Different academic groups subscribe to the adversarial viewpoint in different degrees. In my experience, NIPS is the worst. It is bad enough that the probability of a paper being accepted at NIPS is monotonically decreasing in it’s quality. This is more than just my personal experience over a number of years, as it’s corroborated by others who have told me the same. ICML (run by IMLS) used to have less of a problem, but since it has become more like NIPS over time, it has inherited this problem. COLT has not suffered from this problem as much in my experience, although it had other problems related to the focus being defined too narrowly. I do not have enough experience with UAI or KDD to comment there.
There are substantial flaws in the adversarial viewpoint.

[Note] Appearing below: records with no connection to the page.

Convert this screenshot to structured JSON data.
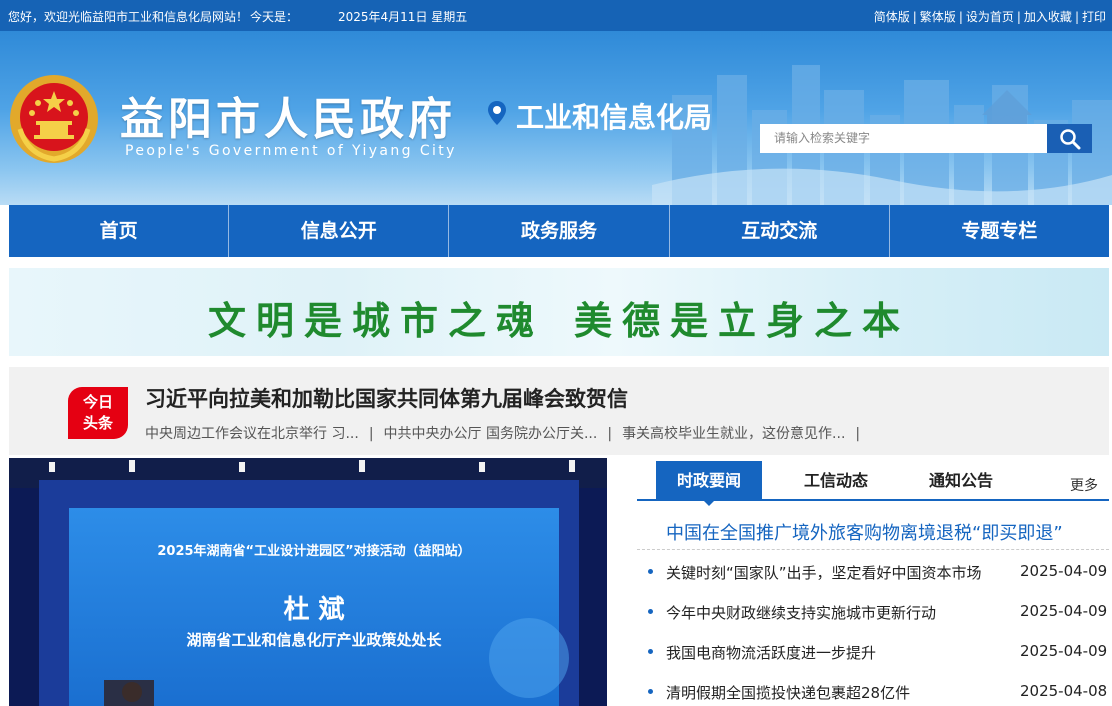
{
  "topbar": {
    "welcome": "您好，欢迎光临益阳市工业和信息化局网站！",
    "today_label": "今天是：",
    "date": "2025年4月11日  星期五",
    "links": [
      "简体版",
      "繁体版",
      "设为首页",
      "加入收藏",
      "打印"
    ]
  },
  "header": {
    "site_title": "益阳市人民政府",
    "site_subtitle": "People's Government of Yiyang City",
    "department": "工业和信息化局",
    "search_placeholder": "请输入检索关键字"
  },
  "nav": [
    "首页",
    "信息公开",
    "政务服务",
    "互动交流",
    "专题专栏"
  ],
  "banner": {
    "slogan_left": "文明是城市之魂",
    "slogan_right": "美德是立身之本"
  },
  "headline": {
    "badge_line1": "今日",
    "badge_line2": "头条",
    "title": "习近平向拉美和加勒比国家共同体第九届峰会致贺信",
    "subs": [
      "中央周边工作会议在北京举行 习...",
      "中共中央办公厅 国务院办公厅关...",
      "事关高校毕业生就业，这份意见作..."
    ]
  },
  "photo": {
    "event_title": "2025年湖南省“工业设计进园区”对接活动（益阳站）",
    "speaker_name": "杜  斌",
    "speaker_role": "湖南省工业和信息化厅产业政策处处长"
  },
  "news": {
    "tabs": [
      "时政要闻",
      "工信动态",
      "通知公告"
    ],
    "more": "更多",
    "top_story": "中国在全国推广境外旅客购物离境退税“即买即退”",
    "items": [
      {
        "title": "关键时刻“国家队”出手，坚定看好中国资本市场",
        "date": "2025-04-09"
      },
      {
        "title": "今年中央财政继续支持实施城市更新行动",
        "date": "2025-04-09"
      },
      {
        "title": "我国电商物流活跃度进一步提升",
        "date": "2025-04-09"
      },
      {
        "title": "清明假期全国揽投快递包裹超28亿件",
        "date": "2025-04-08"
      }
    ]
  },
  "colors": {
    "primary_blue": "#1565c0",
    "badge_red": "#e50012",
    "slogan_green": "#1f8a2e"
  }
}
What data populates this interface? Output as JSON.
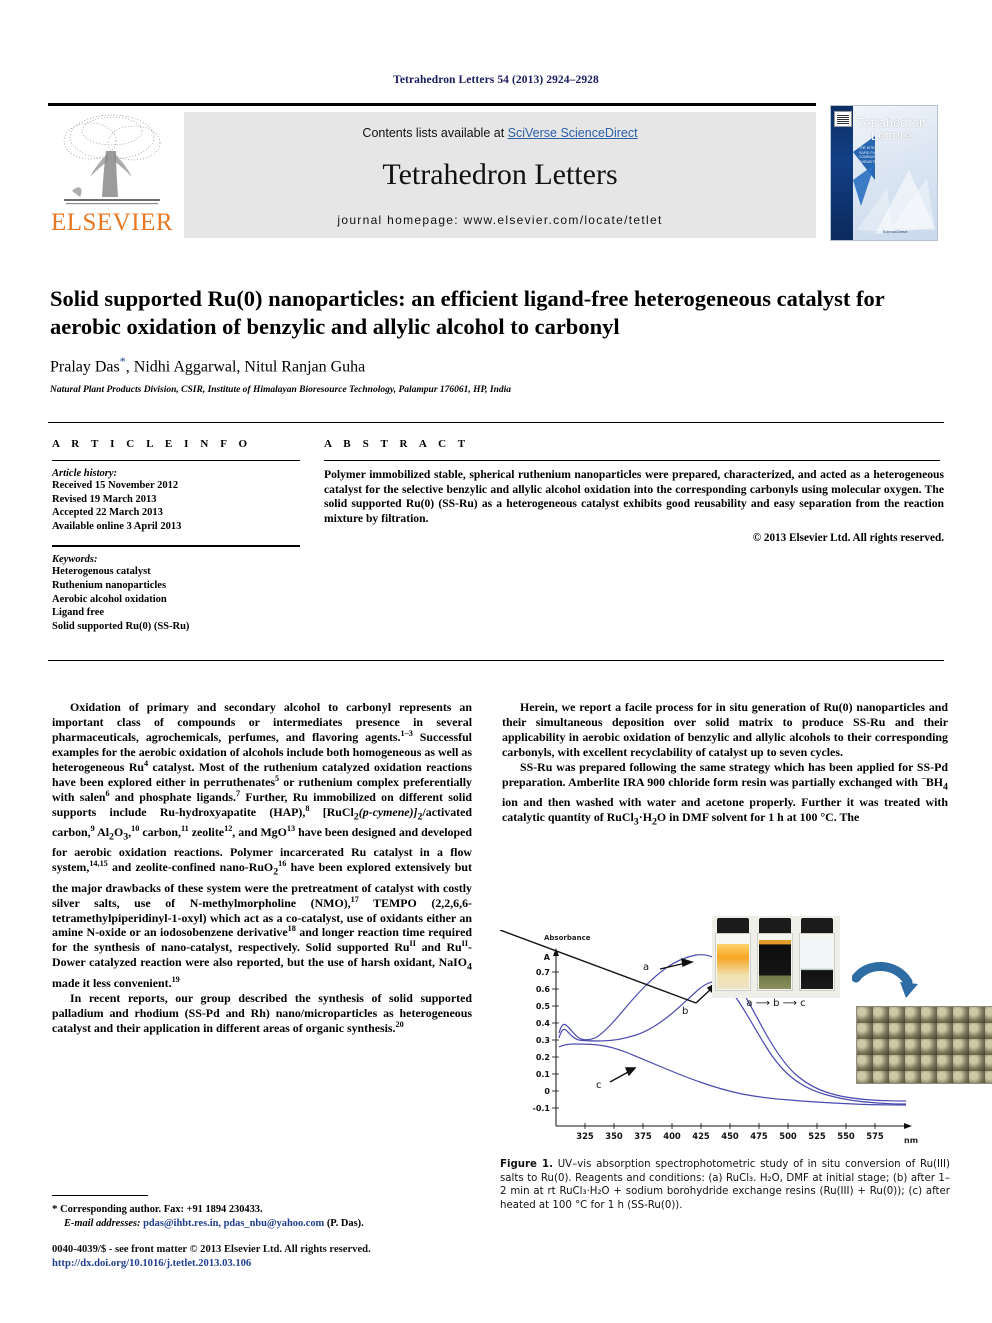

- The adversarial viewpoint makes you stupid. When viewed adversarially, any idea has crippling disadvantages and no advantages. Contorting your viewpoint enough to make this true damages your ability to conduct research. In short, it promotes poor mental hygiene.
- Many activities become impossible. Doing research is in general extremely hard, so there are many instances where working with other people can allow you to do things which are otherwise impossible.
- The previous two disadvantages apply even more strongly for a community—good ideas are more likely to be missed, change comes slowly, and often with steps backward.
- At it’s most basic level, the assumption that research is zero-sum is flawed, because the process of research is not done in a closed system. If the rest of society at large discovers that research is valuable, then the budget increases.
Despite these disadvantages, there is a substantial advantage as well: you can materially protect and aid your career by rejecting papers, preventing grants, and generally discriminating against key people doing interesting but competitive work.
The adversarial viewpoint has a validity in proportion to the number of people subscribing to it. For those of us who would like to deemphasize the adversarial viewpoint, what’s unclear is: how?
One concrete thing is: use Arxiv. For a long time, physicists have adopted an Arxiv-first philosophy, which I’ve come to respect. Arxiv functions as a universal timestamp which decreases the power of an adversarial reviewer. Essentially, you avoid giving away the power to muddy the track of invention. I’m expecting to use Arxiv for essentially all my past-but-unpublished and future papers.
It is plausible that limiting the scope of bidding, as Andrew McCallum suggested at the last ICML, and as is effectively implemented at this ICML, will help. The system of review at journals might also help for the same reason. In my experience as an author, if an anonymous reviewer wants to kill a paper they usually succeed. Most area chairs or program chairs are more interested in avoiding conflict with the reviewer (who they picked and may consider a friend) than reading the paper to determine the illogic of the review (which is a difficult task that simply cannot be done for all papers). NIPS experimented with a reputation system for reviewers last year, but I’m unclear on how well it worked, as an author’s score for a review and a reviewer’s score for the paper may be deeply correlated, revealing little additional information.
Public discussion of research can help with this, because very poor logic simply doesn’t stand up under public scrutiny. While I hope to nudge people in this direction, it’s clear that most people aren’t yet comfortable with public discussion.